Task parrelization isn't available with the default sqlite backend and sequential executor. A postgres database for the airflow backend will allow the local executor to be used for task parrelization.

Instructions:
- [Download Postgres UI App](https://www.postgresql.org/download/)
- Within Postgres query editor or psql terminal, run: CREATE DATABASE database_name;
- If you created the database with another user other than the default postgres user, add username to POSTGRES_USER below


In [None]:
#uncomment cell below to install sql magic
# ! pip install ipython-sql
%load_ext sql

In [None]:
POSTGRES_USER = 
POSTGRES_PASSWORD = 
POSTGRES_HOST = 'postgres'
POSTGRES_PORT = '5432'
POSTGRES_DB = 

postgres_conn_string = "postgresql://{}:{}@{}:{}/{}".format(POSTGRES_USER, POSTGRES_PASSWORD, POSTGRES_HOST, POSTGRES_PORT, POSTGRES_DB)

config = configparser.ConfigParser(allow_no_value=True)
config.read_file(open('airflow/config/airflow.cfg'))

#update to postgres string
config.set('core','sql_alchemy_conn', postgres_conn_string)
#write changes to config file
with open('airflow/config/airflow.cfg', 'w') as configfile:
    config.write(configfile)
    configfile.close()

In [None]:
postgres_conn_string

In [None]:
%sql $postgres_conn_string

## Connect to Redshift Relational Database

In [None]:
redshift_conn_string="postgresql://{}:{}@{}:{}/{}".format(DWH_DB_USER, DWH_DB_PASSWORD, DWH_ENDPOINT, DWH_PORT,DWH_DB)
%sql $redshift_conn_string

## Fix STL Error Table

In the process of running the data pipeline, the staging tasks may raise stl load errors.
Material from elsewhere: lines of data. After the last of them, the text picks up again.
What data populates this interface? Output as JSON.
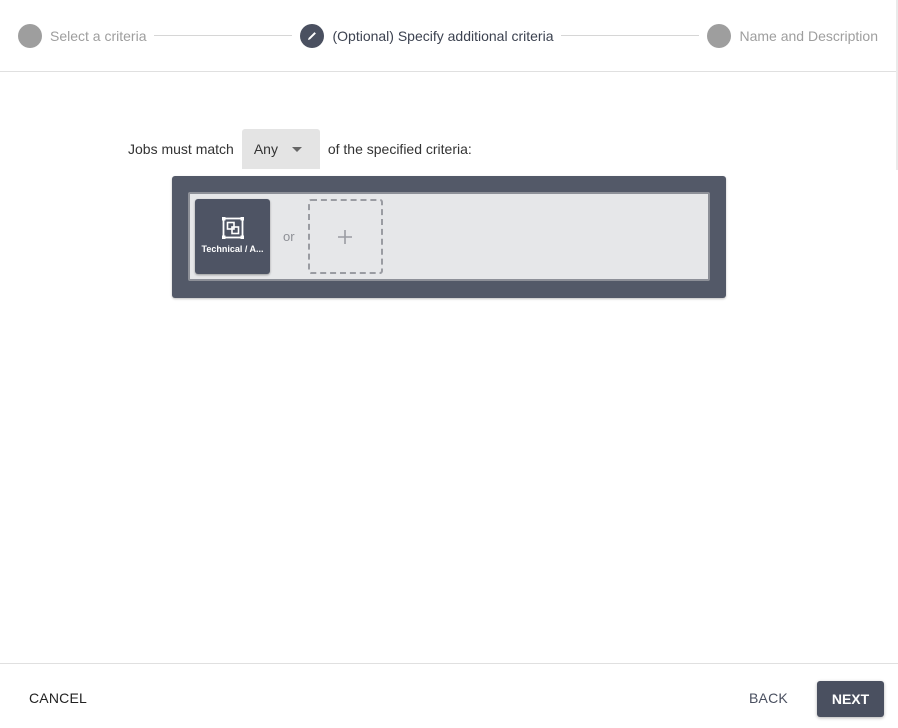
{
  "stepper": {
    "steps": [
      {
        "label": "Select a criteria",
        "state": "inactive",
        "icon": "circle"
      },
      {
        "label": "(Optional) Specify additional criteria",
        "state": "active",
        "icon": "pencil-icon"
      },
      {
        "label": "Name and Description",
        "state": "inactive",
        "icon": "circle"
      }
    ]
  },
  "match": {
    "prefix": "Jobs must match",
    "selected": "Any",
    "suffix": "of the specified criteria:"
  },
  "criteria": {
    "items": [
      {
        "label": "Technical / A...",
        "icon": "category-group-icon"
      }
    ],
    "separator": "or",
    "add_icon": "plus-icon"
  },
  "footer": {
    "cancel_label": "CANCEL",
    "back_label": "BACK",
    "next_label": "NEXT"
  },
  "colors": {
    "primary": "#4a5060",
    "panel": "#535968",
    "inactive_step": "#9e9e9e"
  }
}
The DAG handles these errors by transfering error rows to separate error table for each staging table that raises stl load errors. The staging tasks will still continue to load non-error rows to the designated tables, although the downstream staging_success_check tasks will fail to prevent the fact tables to be created with data integrity issues. 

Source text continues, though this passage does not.